In the authors’ experience VA ECMO is an important tool available for severe COVID-associated myocardial dysfunction and shock. VA ECMO may be considered for patients with refractory cardiogenic shock despite optimal medical therapies. Absolute contraindications include active malignancy, body mass index > 40, unknown neurologic status, significant organ failure besides cardiopulmonary or renal, and severe chronic medical illnesses. Although COVID forced the authors’ hospital and many others to be more conscious of distribution of resources, VA ECMO is and should be reserved for appropriate indications (Fig 1 ). Although ECMO currently is not thought of as a therapeutic, it does provide the hemodynamic and gas exchange capability to support end-organ function. In circumstances in which patients improve with critical care and/or options exist in the form of durable mechanical devices (left ventricular assist devices) or possibly transplantation, ECMO provides the time and the physiologic bridge necessary to achieve these goals. As discussed in recent reviews, the current pandemic now has proven that respiratory failure is just part of multiorgan failure in COVID-19. The ability as anesthesiologists and critical care physicians to manage a second surge of COVID-19 critical illness will depend heavily on the ability to understand the molecular mechanisms of multiorgan failure. Successful treatment also will rely on fundamental critical care knowledge and available support strategies like ECMO.

Fig 1

MGH ECMO protocol. ANC, absolute neutrophil count; BMI, body mass index; COVID-19, coronavirus diesase 2019; ECMO, extracorporeal membrane oxygenation; ECPR, extracorporeal cardiopulmonary resuscitation; ICU, intensive care unit; MDR, multiple drug resistance; MGH, Massachusetts General Hospital; PF ratio, arterial PO2 divided by fraction of inspired oxygen.

Early identification of myocardial injury among COVID patients is critical, as many are at risk for further cardiovascular compromise and collapse. Qian et al. successfully illustrated the high prevalence of myocardial injury in a Wuhan cohort, many of whom developed severe cardiac complications. Mechanical circulatory support, in particular VA ECMO, is an important strategy to consider in the management of COVID patients with severe cardiac dysfunction. The use and success of VA and VV ECMO in COVID-19 patients will depend most likely on the preparedness of the healthcare system, as well as the ability for clinicians to identify patients who may require ECMO support for rapid assessment by a multidisciplinary ECMO team and possible transfer to specialized ECMO centers. Lastly, although ECMO complications have been well- studied, the profession is just starting to understand the thromboembolic and hemostatic complications associated with COVID-19 ECMO patients compared to the incidence previously reported in non–COVID-19 ECMO patients. This further highlights the importance of a dedicated cross-specialty and multidisciplinary critical care team to weigh the risks and benefits of ECMO on a case-by-case basis to ensure optimal patient care.

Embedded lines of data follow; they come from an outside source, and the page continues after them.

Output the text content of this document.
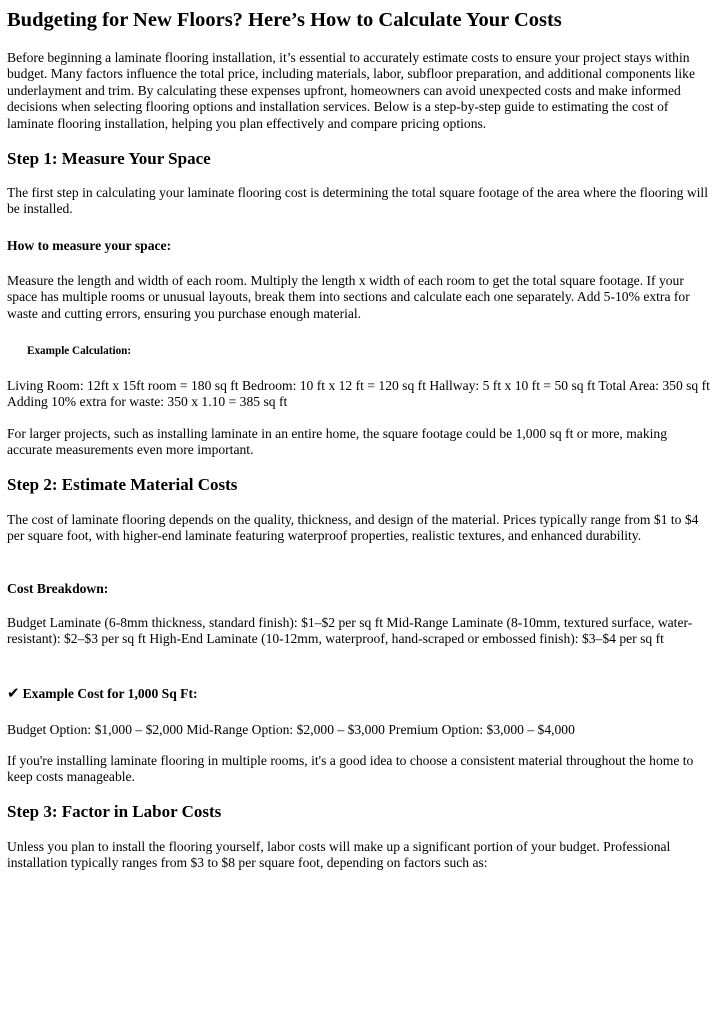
Budgeting for New Floors? Here’s How to Calculate Your Costs

Before beginning a laminate flooring installation, it’s essential to accurately estimate costs to ensure your project stays within budget. Many factors influence the total price, including materials, labor, subfloor preparation, and additional components like underlayment and trim. By calculating these expenses upfront, homeowners can avoid unexpected costs and make informed decisions when selecting flooring options and installation services. Below is a step-by-step guide to estimating the cost of laminate flooring installation, helping you plan effectively and compare pricing options.

Step 1: Measure Your Space

The first step in calculating your laminate flooring cost is determining the total square footage of the area where the flooring will be installed.

How to measure your space:

Measure the length and width of each room. Multiply the length x width of each room to get the total square footage. If your space has multiple rooms or unusual layouts, break them into sections and calculate each one separately. Add 5-10% extra for waste and cutting errors, ensuring you purchase enough material.

Example Calculation:

Living Room: 12ft x 15ft room = 180 sq ft Bedroom: 10 ft x 12 ft = 120 sq ft Hallway: 5 ft x 10 ft = 50 sq ft Total Area: 350 sq ft Adding 10% extra for waste: 350 x 1.10 = 385 sq ft

For larger projects, such as installing laminate in an entire home, the square footage could be 1,000 sq ft or more, making accurate measurements even more important.

Step 2: Estimate Material Costs

The cost of laminate flooring depends on the quality, thickness, and design of the material. Prices typically range from $1 to $4 per square foot, with higher-end laminate featuring waterproof properties, realistic textures, and enhanced durability.

Cost Breakdown:

Budget Laminate (6-8mm thickness, standard finish): $1–$2 per sq ft Mid-Range Laminate (8-10mm, textured surface, water-resistant): $2–$3 per sq ft High-End Laminate (10-12mm, waterproof, hand-scraped or embossed finish): $3–$4 per sq ft

✔ Example Cost for 1,000 Sq Ft:

Budget Option: $1,000 – $2,000 Mid-Range Option: $2,000 – $3,000 Premium Option: $3,000 – $4,000

If you're installing laminate flooring in multiple rooms, it's a good idea to choose a consistent material throughout the home to keep costs manageable.

Step 3: Factor in Labor Costs

Unless you plan to install the flooring yourself, labor costs will make up a significant portion of your budget. Professional installation typically ranges from $3 to $8 per square foot, depending on factors such as:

In conclusion, the pathophysiology of COVID-19 extends beyond the pulmonary system and can lead to significant myocardial injury. It can cause significant cardiovascular compromise, warranting consideration for advanced therapies, such as VA ECMO, in a subset of affected patients. Early identification of COVID patients in cardiopulmonary distress and a multidisciplinary critical care team to assess patients who have failed traditional medical therapy are crucial to ensure optimal care of the most critically ill COVID-19 patients.